Droves of Christian Women are Now Career Minded
Written by Elisabeth Elliot from her book On Asking God Why
Nowadays Christian women seem to be operating on the premise that they’re perfectly free to do anything they like, including work outside the home. Whether they’re young, middle-aged, or old, married or single, with children or without, droves of Christian women are now career-minded. Isn’t that okay? I’m not sure it is.
Francis Schaeffer, shortly before he died, said, “Tell me what the world is saying now, and I’ll tell you what the Church will be saying seven years from now.” Careerism is one of the great cries of the feminist movement, and Christian women seem to be trotting along quite willingly, though perhaps five or seven years behind the secularists, tickled pink that ”we’ve come a long way, baby.”Well, we certainly have. But is it in the right direction? Have Christian women’s seminars, Christian books (and, dare I suggest it, Christian women’s magazines), encouraged us, by the tacit acceptance of notions not carefully examined, to move in a direction which does not lead to freedom at all?
It’s interesting to note a growing swell of disillusionment among women of the world. They’re beginning to discover that the “fulfillment” they had sought in the business or professional world hasn’t proved to be all that fulfilling. For many of them, it’s more like a sucked-out lemon. Not long ago on the “Today Show” Jane Pauley hosted a TV special on working women. She’s one herself, and I have a hunch she was wondering if other women had any unconfessed misgivings about the joys of a career.
Is a career really stimulating? Is it really more “creative” than mothering or homemaking? Is it satisfying? Is it fun? Has it brought the fulfillment it promised? Her show was not a parade of happy faces. Women actually looked straight into the cameras and admitted they’d been had. They were willing to change their whole life-style, make sacrifices, do whatever was necessary, to get out of the work world. Several hard-driving executive types said they were going home to take care of their children. One newspaper columnist described the results of the new forms of child rearing as ”emotional carnage.” Two psychologists, one from Yale, one from Harvard, have echoed these career women’s misgivings, stating that what we are doing to our children now may be the equivalent of “psychological thalidomide.”
It’s sobering to me to think that we may be maiming our children by depriving them of normal home life. “You’ve got to be kidding,” I hear someone say. “You aren’t going to tell me that women with children aren’t supposed to be working?” I’d be crazy to try to tell anybody that unless I had some authority more convincing than my personal bias. I think I have. It’s a clear and simple list of things godly women–all of them–are meant to do, and it’s found in Paul’s instructions to a young pastor (Titus 2:3-5):
Likewise, teach the older women to be reverent in the way they live, not to be slanderers or addicted to much wine, but to teach what is good. Then they can train the younger women to love their husbands and children, to be self-controlled and pure, to be busy at home, to be kind, and to be subject to their husbands, so that no one will malign the word of God.
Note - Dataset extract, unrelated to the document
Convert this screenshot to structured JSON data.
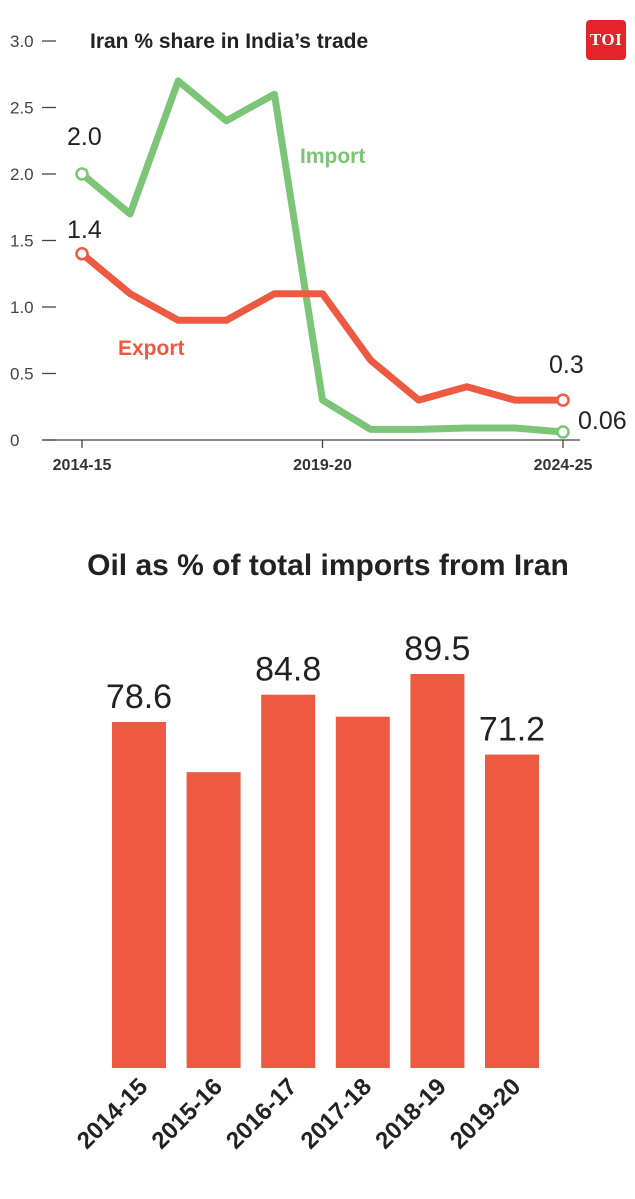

Might there be a pattern in these verses that we’ve ignored? I’ve met women lately who had jumped on the careerism bandwagon but have now discovered the Bible’s pattern (more of it can be found in 1 Timothy 5). Realizing that the life-style they’ve been pursuing doesn’t fit the biblical pattern, they are making drastic changes. For some of them the cost has been high, but not too high for the liberation that comes with honest obedience.
I’m one of those older women Paul refers to. If I’m a Christian, I am bound by what Scripture tells me to do (there’s no Christianity without obedience). By every means open to me, I am to “teach,” that is, to set an example, to be a model for younger women–by reverence; by self-control; by being a loving wife and mother; pure; kind; working at home; respecting the authority of my husband; prayerful; worshipful; hospitable; willing to do humble and dirty jobs; taking “every opportunity of doing good” (1 Timothy 5:10 NEB). That’s a tall order.
Who of us is sufficient for these things? None of us, of course, without a large portion of the grace of God every minute of every day. But if we will trust him for that grace, we must be sure our wills are lined up with His and our lives ordered according to His pattern. There are many “buts” in our minds whenever we face truthfully any of God’s clear directives. I am well aware of the thousands of women without men who must find some way to support themselves and their children. The Lord who gave us his pattern also knows intimately every situation: “Your Heavenly Father knows that you need these things.” Might he have another way than the one which seems inevitable? Might there be a way to work at home? How serious are we about following him? Whoever is willing to obey will be shown the way.
That they may teach the young women to be sober, to love their husbands, to love their children, To be discreet, chaste, keepers at home, good, obedient to their own husbands, that the word of God be not blasphemed.